Pada pertemuan pertama, pihak RT sudah mengemukakan nominal jutaan rupiah yang harus dibayar pemohon sertifikasi lahan.

“Dibilang ada biaya sebesar Rp 1,5 juta plus-plus. Ya totalnya Rp 1,8 juta lah. Selain itu, bagi yang tanahnya masih atas nama orang lain juga ada tambahan biaya lagi sebesar Rp 10.000 per meter,” papar A.

A sempat mengutarakan keberatannya. Sebab, sebagai seorang berpenghasilan tidak tetap, jumlah itu cukup sulit dipenuhi. Sayangnya, pihak RT tidak menggubris keberatan itu.

shutterstock
Ilustrasi korupsi, suap, gratifikasi, pungli

Sekitar dua pekan kemudian, pihak RT datang lagi. Kali ini bersama beberapa petugas dari Badan Pertanahan Nasional (BPN).
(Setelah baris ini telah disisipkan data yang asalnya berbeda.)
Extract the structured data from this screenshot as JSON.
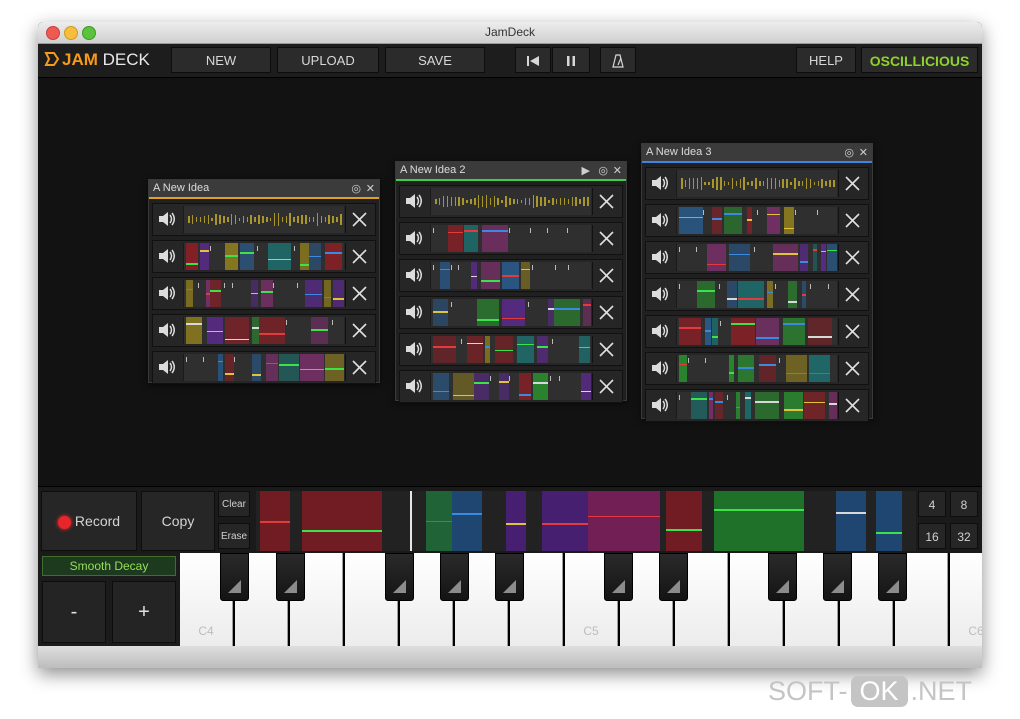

Mereka menyerahkan formulir pendaftaran PTSL sekaligus menginformasikan syarat apa saja yang harus dipenuhi demi mendapatkan sertifikat tanah.

Dalam pertemuan kedua itu, pihak RT kembali menyinggung biaya yang harus dibayar A sebelum masuk ke pengukuran.

“Waktu itu ingat banget mau puasa. Maunya hemat-hemat supaya buat Lebaran, jadi malah ngeluarin duit jutaan. Akhirnya ya sudahlah, saya pinjam sana sini dan sudah dibayar tunai Rp 1,8 juta,” kata A.

A meminta kuitansi, tetapi tidak diberikan.

Baca juga: Warga Mengaku Bayar Rp 3 juta Saat Urus Sertifikat Tanah, Jokowi Persilakan Lapor Polisi

Pada April, petugas BPN datang ke rumahnya dan melakukan pengukuran. Hasilnya, lahan yang dimohon tersertifikasi tercatat seluas 100 meter persegi.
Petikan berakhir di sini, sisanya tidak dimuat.